At Gaza’s Al-Shifa Hospital, the War Isn’t Over


In early December, Ahmed recalls, “we heard tanks advancing from the edge of the yellow line.” Soon, a 14-year-old girl was rushed into the ICU with a shrapnel wound to the abdomen. The girl needed 250 milliliters of blood, “a precious resource” at Al-Shifa, and a splenectomy. Even with minimal supplies, even amid an attack that was not supposed to happen, the doctors at Al-Shifa saved her life.

By the time Ahmed left, the girl was discharged, “smiling.” Her wounds were so severe that the doctors used some of their gauze allotment on her. But the girl had no choice but to return to her family’s tent, hardly a stable environment for recovery. Even before she was admitted to Al-Shifa, she was “so malnourished.” The return of some amounts of food to the shelves has been little help to her family, who cannot afford to pay inflationary prices. Ahmed, full of worry for the girl, remains in touch.

On December 11, Ahmed recorded a four-minute voice note to memorialize her thoughts on her last day in Gaza. In the background, she points out, are bulldozers. Rescue teams took advantage of the relative calm to exhume the courtyard, which has become a grave of necessity for untold numbers of people at Al-Shifa. “The smell of death is literal, in this case,” she says on the voice memo. An Al Jazeera story from three days earlier reported that the Palestinian Red Crescent had recovered 150 bodies.

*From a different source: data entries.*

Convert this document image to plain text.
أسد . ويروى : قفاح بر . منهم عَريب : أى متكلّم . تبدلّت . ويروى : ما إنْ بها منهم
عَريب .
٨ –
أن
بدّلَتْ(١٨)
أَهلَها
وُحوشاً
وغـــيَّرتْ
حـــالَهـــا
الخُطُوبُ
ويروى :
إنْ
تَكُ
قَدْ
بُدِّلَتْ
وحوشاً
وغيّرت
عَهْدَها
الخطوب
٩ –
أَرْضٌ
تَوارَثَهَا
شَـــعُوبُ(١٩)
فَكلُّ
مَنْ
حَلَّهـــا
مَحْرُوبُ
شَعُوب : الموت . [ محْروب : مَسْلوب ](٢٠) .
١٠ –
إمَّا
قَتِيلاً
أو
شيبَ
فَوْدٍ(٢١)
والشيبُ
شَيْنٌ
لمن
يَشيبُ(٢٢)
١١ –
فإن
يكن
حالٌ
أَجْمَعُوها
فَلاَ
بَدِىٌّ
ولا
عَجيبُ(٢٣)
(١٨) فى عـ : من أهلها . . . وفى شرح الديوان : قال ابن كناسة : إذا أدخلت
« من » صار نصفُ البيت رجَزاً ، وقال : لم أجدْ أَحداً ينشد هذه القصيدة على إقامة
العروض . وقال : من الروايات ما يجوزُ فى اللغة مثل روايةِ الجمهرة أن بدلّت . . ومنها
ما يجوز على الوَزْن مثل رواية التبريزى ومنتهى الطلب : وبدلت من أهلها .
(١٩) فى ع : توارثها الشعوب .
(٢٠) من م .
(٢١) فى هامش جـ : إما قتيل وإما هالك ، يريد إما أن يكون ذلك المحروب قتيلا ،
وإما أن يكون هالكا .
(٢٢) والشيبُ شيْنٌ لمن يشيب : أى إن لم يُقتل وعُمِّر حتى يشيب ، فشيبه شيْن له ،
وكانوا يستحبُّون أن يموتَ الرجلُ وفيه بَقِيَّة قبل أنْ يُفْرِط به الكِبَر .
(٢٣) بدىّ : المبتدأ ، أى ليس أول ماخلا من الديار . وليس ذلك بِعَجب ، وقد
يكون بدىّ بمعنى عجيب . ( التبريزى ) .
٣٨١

“This hospital is haunted by all these stories of people that were killed, and then all of the stories that are now being told, because we have a little bit of space and time to hear them, about what happened to people,” Ahmed says. “It’s not just the campus in Al-Shifa. It’s everywhere in Gaza.”

Along with the assaults on Palestinian life, health, and movement comes an assault on what remains of their sovereignty. The Israeli government in recent months has opened the floodgates to both state and settler seizures of West Bank land. President Trump has established a “Board of Peace” to rule Gaza, beginning with the construction of a 350-acre military base to station 5,000 troops.

The declaration of a ceasefire, however one-sided, has prompted many, particularly in the United States, to move on. Sidhwa, the California trauma surgeon, says this “ is a total disaster—it means the Palestinians are going to be destroyed in Gaza.” As Israel’s accomplice, supplying it arms and diplomatic cover during the genocide, the United States is also the only potential check on its behavior. “It’s very dispiriting that we don’t have a political culture or a media culture, or even the moral culture, to recognize that we should care about our own crimes,” Sidhwa says.

But Gaza is more than a crime scene. “Obviously, much of it is destroyed, but Gaza City is beautiful, the people are beautiful,” Thorburn says. At Al-Ahli, she lived with 10 young women in their twenties. They were nurses, radiology technicians, medical students, lab techs. They took Thorburn to the beach to watch people fish—a dangerous activity with the Israeli navy offshore—enjoy a picnic with what food they had, and otherwise do “their very best to live a normal life.” Resisting the attempts to rip them apart, they weaved themselves together, each reinforcing the others, like gauze.